トム・クラウゼの「白鳥の歌」 (5/20)

F.Schubert "Schwanengesang" D.957
 Tom Krause (bariton)
 Irwin Gage (piano)
DECCA 467 239-2

 今日は概ね家に居て過ごしてます。買い物くらいは出掛けたけど。仕事もやりつつ、まぁのんびり。

 結構なお天気ですが、そんな爽やかでいと麗しき5月にはちと似合わず、シューベルトの「白鳥の歌」を聞いています。歌うはトム・クラウゼ。フィンランド生まれの、バリトンとなっていますが、もうちょっと低い、バス=バリトンくらいの歌手です。もう結構な御歳ではないかと。録音は1973年頃です。
 通常、「白鳥の歌」は全14曲となっていますが、ここでは、レルシュタープの詩に作曲した "Herbst" D.945 が、歌曲集の一部として扱われて収録されています。

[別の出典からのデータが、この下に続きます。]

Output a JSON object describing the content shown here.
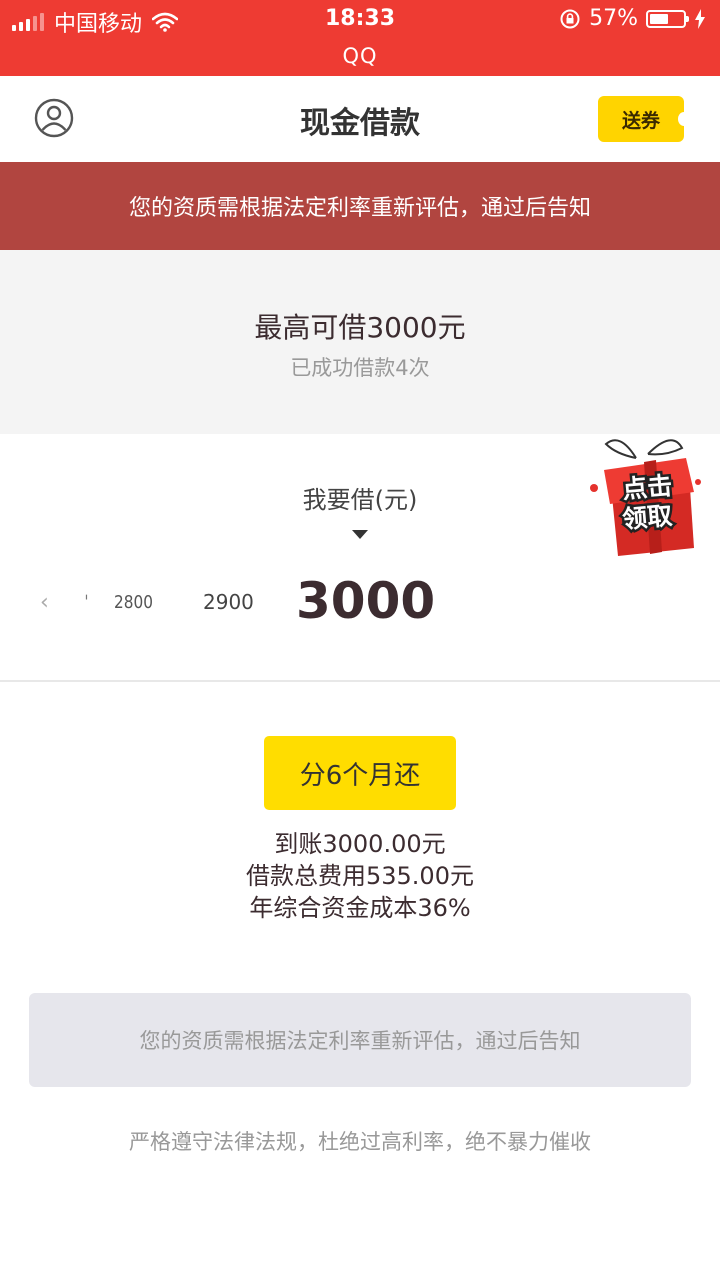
{
  "status_bar": {
    "carrier": "中国移动",
    "time": "18:33",
    "app": "QQ",
    "battery": "57%",
    "battery_level": 0.57
  },
  "nav": {
    "title": "现金借款",
    "coupon_label": "送券",
    "icons": {
      "left": "user-circle-icon"
    }
  },
  "notice_banner": "您的资质需根据法定利率重新评估，通过后告知",
  "limit": {
    "max_label": "最高可借3000元",
    "success_count": "已成功借款4次"
  },
  "gift_badge": {
    "line1": "点击",
    "line2": "领取"
  },
  "amount": {
    "label": "我要借(元)",
    "ruler_chevron": "‹",
    "ruler_tick": "ˈ",
    "ruler_prev2": "2800",
    "ruler_prev1": "2900",
    "selected": "3000"
  },
  "repayment": {
    "term_button": "分6个月还",
    "arrival": "到账3000.00元",
    "total_fee": "借款总费用535.00元",
    "annual_cost": "年综合资金成本36%"
  },
  "info_card": "您的资质需根据法定利率重新评估，通过后告知",
  "compliance": "严格遵守法律法规，杜绝过高利率，绝不暴力催收",
  "colors": {
    "status_red": "#ee3b33",
    "banner_red": "#b14540",
    "accent_yellow": "#ffdd00",
    "text_dark": "#3c2c30"
  }
}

 「白鳥の歌」は先日もウェルナー・ギュラの演奏をエントリーしましたが、こちらは以前から聞いているもの。バス=バリトンで、低目とは言いながらこちらも明るめの声。ギュラのような「明晰」というのとはちょっと違いますが。レルシュタープとハイネ、どちらに合うかと言えば........どっちかな?多分、どちらの中にも合う曲がある、といったところかな?
 全体的にいいのですが、短調系でしかも重い曲、レルシュタープの方で言えば "In der Ferne"、ハイネの方で言えば "Die Stad" とか、そうした曲でなかなか聞かせてくれます。重くなり過ぎず、感情過剰にならず。いい感じです
 歌唱のキレがいいんでしょうか。ネイティヴでは無い故か、発音はとりわけ綺麗というわけでもないですが、歌い回し、というよりこれは "アーティキュレーション" と呼びたいくらいですが、これが適切なんですね。「音楽仕事人」って感じでしょうか(笑)

 ワーグナーを結構歌っていた人で、バイロイトにも出ていた筈です。そう無闇と録音があるわけではないけれど、いろんな役を歌っていたそうです。力量のほどが伺えます。
 さすがにもうこの人を生で聞く機会は無いでしょうが、一度聞いてみたかったなという気はします。